If you melt it over low heat on the stove, you will see white milk solids separate from the yellow fat. Let it sit for 10 minutes or so then spoon those out until the melted portion is pretty clear. Let it cool and refrigerate. Once it's solid, use it in the recipe. That's the traditional approach.

Cook's Illustrated has an alternative method that I've never tried, but now I want to. It looks faster: Bring 1/2 cup butter and 1/2 T cornstarch to a simmer in a pot with high sides. (This does foam, so you need a high-sided pot to accommodate that.) The water in the butter as well as any water-soluble proteins in the milk solids will be trapped in the cornstarch; any non-water-soluble proteins will separate out of the liquid. Line a fine-mesh strainer with a coffee filter and pour the liquid through it to strain out the solids and you’re left with clarified butter.

twoplustwo
03-29-2020, 08:15 AM
I just re-read your original post - clarified butter is simple. You don't need to buy it.

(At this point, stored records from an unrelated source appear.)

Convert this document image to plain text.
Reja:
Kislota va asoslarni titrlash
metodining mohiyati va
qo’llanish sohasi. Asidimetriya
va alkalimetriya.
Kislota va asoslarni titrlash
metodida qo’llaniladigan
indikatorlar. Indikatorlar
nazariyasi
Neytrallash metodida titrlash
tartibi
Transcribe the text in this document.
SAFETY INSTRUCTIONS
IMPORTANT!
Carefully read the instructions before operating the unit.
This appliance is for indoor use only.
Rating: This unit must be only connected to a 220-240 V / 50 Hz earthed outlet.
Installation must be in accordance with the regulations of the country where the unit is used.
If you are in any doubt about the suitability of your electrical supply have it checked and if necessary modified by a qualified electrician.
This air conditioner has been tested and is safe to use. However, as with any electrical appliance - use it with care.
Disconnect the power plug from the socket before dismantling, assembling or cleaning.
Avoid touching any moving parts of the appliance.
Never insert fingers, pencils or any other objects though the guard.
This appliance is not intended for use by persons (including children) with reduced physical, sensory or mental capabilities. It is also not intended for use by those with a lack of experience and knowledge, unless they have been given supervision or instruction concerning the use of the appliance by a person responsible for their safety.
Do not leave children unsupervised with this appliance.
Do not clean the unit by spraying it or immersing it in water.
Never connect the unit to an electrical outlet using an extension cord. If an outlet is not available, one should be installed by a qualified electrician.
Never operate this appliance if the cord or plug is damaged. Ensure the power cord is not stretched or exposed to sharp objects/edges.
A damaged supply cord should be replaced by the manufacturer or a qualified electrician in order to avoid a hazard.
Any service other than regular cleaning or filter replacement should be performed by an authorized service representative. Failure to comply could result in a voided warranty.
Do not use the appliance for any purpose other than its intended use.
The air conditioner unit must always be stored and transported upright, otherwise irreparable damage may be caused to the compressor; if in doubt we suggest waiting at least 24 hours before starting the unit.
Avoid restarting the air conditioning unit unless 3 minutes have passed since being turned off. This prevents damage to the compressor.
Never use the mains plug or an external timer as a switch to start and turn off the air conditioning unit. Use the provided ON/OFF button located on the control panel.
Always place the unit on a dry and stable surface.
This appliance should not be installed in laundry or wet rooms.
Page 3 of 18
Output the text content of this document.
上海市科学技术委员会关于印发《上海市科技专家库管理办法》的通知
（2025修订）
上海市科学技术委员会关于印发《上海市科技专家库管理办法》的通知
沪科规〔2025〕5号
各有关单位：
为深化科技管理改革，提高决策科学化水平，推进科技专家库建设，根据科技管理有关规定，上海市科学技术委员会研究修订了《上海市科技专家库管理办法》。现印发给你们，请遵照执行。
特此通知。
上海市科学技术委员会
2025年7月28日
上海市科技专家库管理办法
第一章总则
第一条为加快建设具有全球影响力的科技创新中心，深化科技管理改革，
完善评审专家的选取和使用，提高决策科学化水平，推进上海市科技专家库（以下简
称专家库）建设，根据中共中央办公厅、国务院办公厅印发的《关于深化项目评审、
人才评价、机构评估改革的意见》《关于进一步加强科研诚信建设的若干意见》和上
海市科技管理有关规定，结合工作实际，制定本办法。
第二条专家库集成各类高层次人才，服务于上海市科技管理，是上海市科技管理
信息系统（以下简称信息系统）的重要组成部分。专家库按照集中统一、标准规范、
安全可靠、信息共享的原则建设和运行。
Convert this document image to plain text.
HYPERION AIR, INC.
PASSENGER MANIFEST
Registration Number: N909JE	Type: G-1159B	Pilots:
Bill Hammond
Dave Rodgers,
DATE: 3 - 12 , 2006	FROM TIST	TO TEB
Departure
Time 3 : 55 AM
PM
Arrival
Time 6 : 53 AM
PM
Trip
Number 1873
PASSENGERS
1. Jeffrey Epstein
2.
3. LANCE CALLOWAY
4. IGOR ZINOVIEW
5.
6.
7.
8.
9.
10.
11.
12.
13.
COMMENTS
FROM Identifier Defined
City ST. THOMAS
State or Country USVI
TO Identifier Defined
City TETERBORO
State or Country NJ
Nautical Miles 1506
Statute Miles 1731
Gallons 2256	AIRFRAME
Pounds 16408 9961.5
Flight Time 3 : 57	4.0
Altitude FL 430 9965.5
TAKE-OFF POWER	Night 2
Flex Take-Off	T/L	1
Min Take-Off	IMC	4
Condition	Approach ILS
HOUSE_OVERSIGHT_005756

Thank you. Very informative.

We may have a slightly different definition of "simple" when it comes to cooking. :giggle But it does seem do-able, if not simple to me. :shifty

I might try it some day in the near future.

KarenBoo
03-29-2020, 09:31 AM
:popcorn

twoplustwo
03-29-2020, 04:58 PM
I made it for tonight's dinner. 4/4 loved it.
I felt it could have used more spice/kick but still yummy.
Especially given how super easy it was.
:heart
Curry is now on my menu list (I have a list of rotating dishes so I don't have to think about what to make from week to week).

Thank you all!

ViolaMum
03-29-2020, 05:22 PM
We may have a slightly different definition of "simple" when it comes to cooking. :giggle But it does seem do-able, if not simple to me. :shifty



My apologies! I am a total Kitchen Dweeb. :giggle

Glad dinner was a success!

arelyn
03-30-2020, 01:17 PM
So glad it was a hit. I wish I’d gotten online sooner since we live in Curry Central.

If you ever want to do Dal (lentils) the really authentic way:

Get 500 g masoor dal (bright orange lentils)

Wash, drain and place in pressure cooker (regular pot will work too but it takes longer)

Add a bunch of fresh garlic ( I like about 6 pips)
1/2 tsp turmeric, 1 tsp salt, opt sprinkle of Garam masala
Cover in water about an inch above the lentils.

Cook until done. In an Asian style pressure cooker this takes 2 whistles. I’ve been told N American pressure cookers don’t whistle. Try cooking for 10-15 minutes. Or boil it in a regular pot until it’s soupy and the lentils are very soft. If it’s thick like mashed potatoes you can add more water or eat as is.

Then comes the most important step.

Chop an onion (small purple if you can). Heat some oil or ghee. Coconut oil will make it taste like Sri Lankan food. Ghee will make it taste like N Indian. Sprinkle in a pinch of mustard seeds if you have them and fry the onion until soft and sweet. Then add it to the dal and serve (or it can sit there while you finish your other foods).

twoplustwo
03-30-2020, 01:32 PM
Sounds fun! I do have a pressure cooker.